Member of Parliament of the Commonwealth of The Bahamas.
- Incumbent
- Assumed office May 2, 2002
- Preceded by: Theresa M. Moxey-Ingraham
- Constituency: Golden Gates
- Majority: 66.77%

Minister of Immigration, Labour and Training of the Commonwealth of The Bahamas.
- In office February 22, 2005 – February 18, 2007
- Preceded by: Vincent A. Peet
- Succeeded by: Bradley Roberts Vincent A. Peet

Personal details
- Born: September 7, 1961 (age 64) Nassau, Bahamas
- Party: Progressive Liberal Party
- Spouse: Jacqueline Elaine Williams
- Children: Shamia, Shane Jr., Jaimie and Jazmin
- Website: www.bahamas.gov.bs

= Shane Gibson (politician) =

Bahamian politician

David Shane Gibson (born September 7, 1961) is a Bahamian politician who is a former Member of Parliament and former Cabinet Minister.
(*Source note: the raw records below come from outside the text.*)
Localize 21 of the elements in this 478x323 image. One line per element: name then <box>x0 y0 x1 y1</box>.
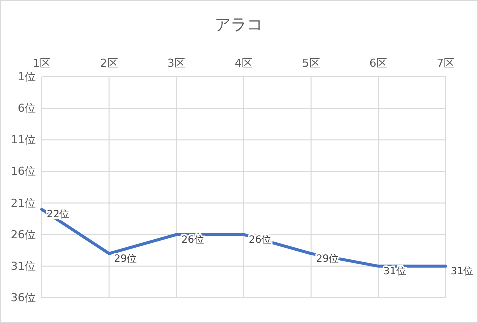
y-tick-label: 26位 <box>11 228 36 242</box>
y-tick-label: 16位 <box>11 165 36 178</box>
y-tick-label: 31位 <box>11 260 36 273</box>
x-tick-label: 6区 <box>370 57 388 70</box>
x-tick-label: 7区 <box>437 57 455 70</box>
x-tick-label: 4区 <box>235 57 253 70</box>
x-tick-label: 3区 <box>168 57 186 70</box>
x-tick-label: 5区 <box>302 57 320 70</box>
x-tick-label: 2区 <box>100 57 118 70</box>
line-series <box>40 208 448 268</box>
y-tick-label: 36位 <box>11 292 36 305</box>
y-tick-label: 1位 <box>18 70 36 84</box>
chart-title: アラコ <box>215 15 263 34</box>
x-tick-label: 1区 <box>33 57 51 70</box>
data-label: 29位 <box>114 252 138 265</box>
y-tick-label: 11位 <box>11 134 36 147</box>
y-tick-label: 6位 <box>18 102 36 116</box>
data-label: 31位 <box>451 265 474 278</box>
y-tick-label: 21位 <box>11 196 36 210</box>
data-label: 31位 <box>384 265 406 278</box>
data-label: 26位 <box>182 234 204 246</box>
He is the son of Bahamian entertainer "King" Eric Gibson.

==Early career==
Gibson began work at the Bahamas Telecommunications Company in June 1984. He served as the treasurer of the Bahamas Communications and Public Officers Union from 1991 to 1997, and was the union president from 1997 to 2002.

==Political career==
On May 2, 2002, D. Shane Gibson was elected to the Parliament of The Bahamas in the Golden Gates constituency in New Providence, as a member of the then ruling Progressive Liberal Party. On May 10, 2002, he was appointed by the then Prime Minister Perry Christie to the Cabinet as the Minister of Housing and National Insurance. Gibson was appointed to the post for which he would become most well known internationally, as the Minister of Immigration, Labour and Training when Christie reshuffled the Cabinet on February 22, 2005. On February 18, 2007, he stepped down as a result of the controversy surrounding his involvement with Anna Nicole Smith. On May 2, 2007, he was re-elected to his seat in Parliament, but as an opposition member because his party lost the general election to the Free National Movement. In April 2020, in a lawsuit against Peter Nygård it was alleged that Nygård "gifted" Smith to Gibson.
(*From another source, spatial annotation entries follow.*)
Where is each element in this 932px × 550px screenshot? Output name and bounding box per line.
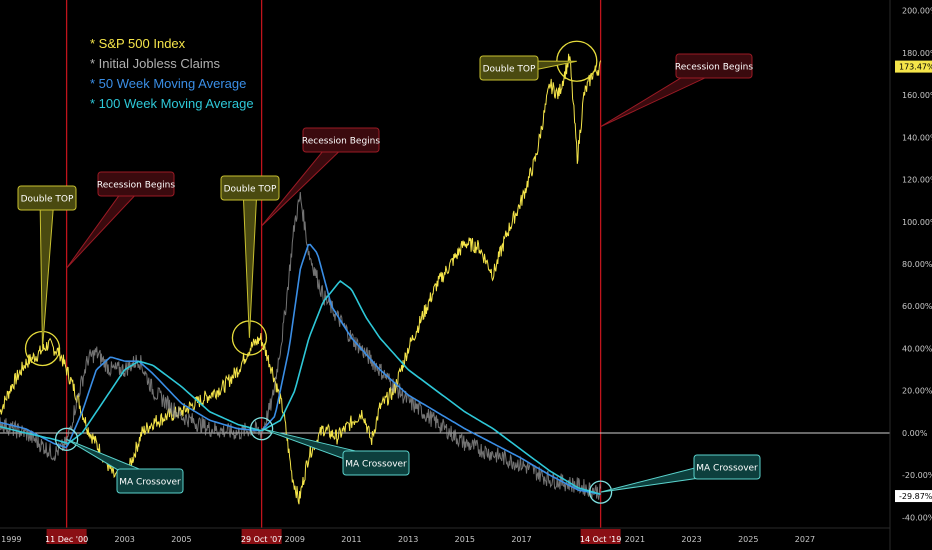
date-marker-label-0: 11 Dec '00 (45, 535, 88, 544)
x-tick-label-8: 2021 (625, 535, 645, 544)
callout-label-0: Double TOP (21, 195, 74, 205)
callout-box-6 (116, 468, 184, 494)
x-tick-label-9: 2023 (681, 535, 701, 544)
x-tick-label-10: 2025 (738, 535, 758, 544)
callout-label-3: Recession Begins (97, 181, 175, 191)
y-tick-label-6: 80.00% (902, 260, 932, 269)
callout-label-8: MA Crossover (696, 464, 758, 474)
annotation-circle-7 (249, 417, 274, 441)
x-tick-label-7: 2017 (511, 535, 531, 544)
series-line-1 (0, 192, 602, 500)
callout-box-2 (479, 55, 539, 81)
x-tick-label-4: 2011 (341, 535, 361, 544)
callout-label-7: MA Crossover (345, 460, 407, 470)
y-tick-label-12: -40.00% (902, 513, 932, 522)
series-line-2 (0, 243, 601, 495)
legend-item-100-week-ma: * 100 Week Moving Average (90, 96, 254, 111)
x-tick-label-1: 2003 (115, 535, 135, 544)
callout-box-4 (302, 127, 380, 153)
x-axis: 1999 2003 2005 2009 2011 2013 2015 2017 2021 2023… (0, 527, 890, 544)
callout-label-4: Recession Begins (302, 137, 380, 147)
y-tick-label-0: 200.00% (902, 7, 932, 16)
y-tick-label-4: 120.00% (902, 176, 932, 185)
callout-box-5 (675, 53, 753, 79)
y-tick-label-9: 20.00% (902, 387, 932, 396)
date-marker-label-2: 14 Oct '19 (580, 535, 621, 544)
x-tick-label-2: 2005 (171, 535, 191, 544)
y-tick-label-8: 40.00% (902, 344, 932, 353)
series-lines (0, 53, 602, 505)
price-tag-0 (895, 60, 932, 73)
callout-pointer-0 (39, 197, 55, 349)
date-marker-1 (241, 529, 282, 544)
series-line-0 (0, 53, 602, 505)
callout-label-2: Double TOP (483, 65, 536, 75)
legend-item-50-week-ma: * 50 Week Moving Average (90, 76, 247, 91)
annotation-circle-6 (54, 427, 79, 451)
callout-box-3 (97, 171, 175, 197)
callout-box-1 (220, 175, 280, 201)
price-tag-1 (895, 490, 932, 503)
y-axis: 200.00% 180.00% 160.00% 140.00% 120.00% 100.0… (889, 0, 932, 550)
price-tag-label-0: 173.47% (899, 63, 932, 72)
y-tick-label-5: 100.00% (902, 218, 932, 227)
y-tick-label-7: 60.00% (902, 302, 932, 311)
y-tick-label-1: 180.00% (902, 49, 932, 58)
y-tick-label-11: -20.00% (902, 471, 932, 480)
date-marker-0 (46, 529, 87, 544)
legend-item-jobless-claims: * Initial Jobless Claims (90, 56, 221, 71)
callout-label-6: MA Crossover (119, 478, 181, 488)
legend: * S&P 500 Index * Initial Jobless Claims… (90, 34, 254, 114)
callout-pointer-1 (242, 187, 258, 338)
y-tick-label-3: 140.00% (902, 133, 932, 142)
x-tick-label-5: 2013 (398, 535, 418, 544)
date-marker-2 (580, 529, 621, 544)
x-tick-label-6: 2015 (455, 535, 475, 544)
callout-box-8 (693, 454, 761, 480)
price-tag-label-1: -29.87% (899, 492, 932, 501)
annotation-circle-8 (588, 480, 613, 504)
callout-box-0 (17, 185, 77, 211)
legend-item-sp500: * S&P 500 Index (90, 36, 186, 51)
callouts: Double TOP Double TOP Double TOP Recession … (17, 53, 761, 494)
callout-label-1: Double TOP (224, 185, 277, 195)
x-tick-label-11: 2027 (795, 535, 815, 544)
callout-label-5: Recession Begins (675, 63, 753, 73)
series-line-3 (0, 280, 601, 495)
x-tick-label-3: 2009 (285, 535, 305, 544)
callout-box-7 (342, 450, 410, 476)
y-tick-label-2: 160.00% (902, 91, 932, 100)
y-tick-label-10: 0.00% (902, 429, 928, 438)
date-marker-label-1: 29 Oct '07 (241, 535, 282, 544)
x-tick-label-0: 1999 (1, 535, 21, 544)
He intends to contest the MICAL constituency in the next Bahamian general election.

== Alleged Corruption, Role in Peter Nygård sex trafficking scandal ==
According to the Bahamas Tribune, Gibson was given $94,131.10 between August 2011 and January 2013 by Peter Nygård. In response to this discovery, Gibson claimed the payment was for his 2012 election campaign and community assistance. The 2020 sex trafficking lawsuit against Peter Nygård also alleged that Nygård provided Gibson and members of the PLP, alongside corrupt police officers "children and young women to engage in commercial sex acts with."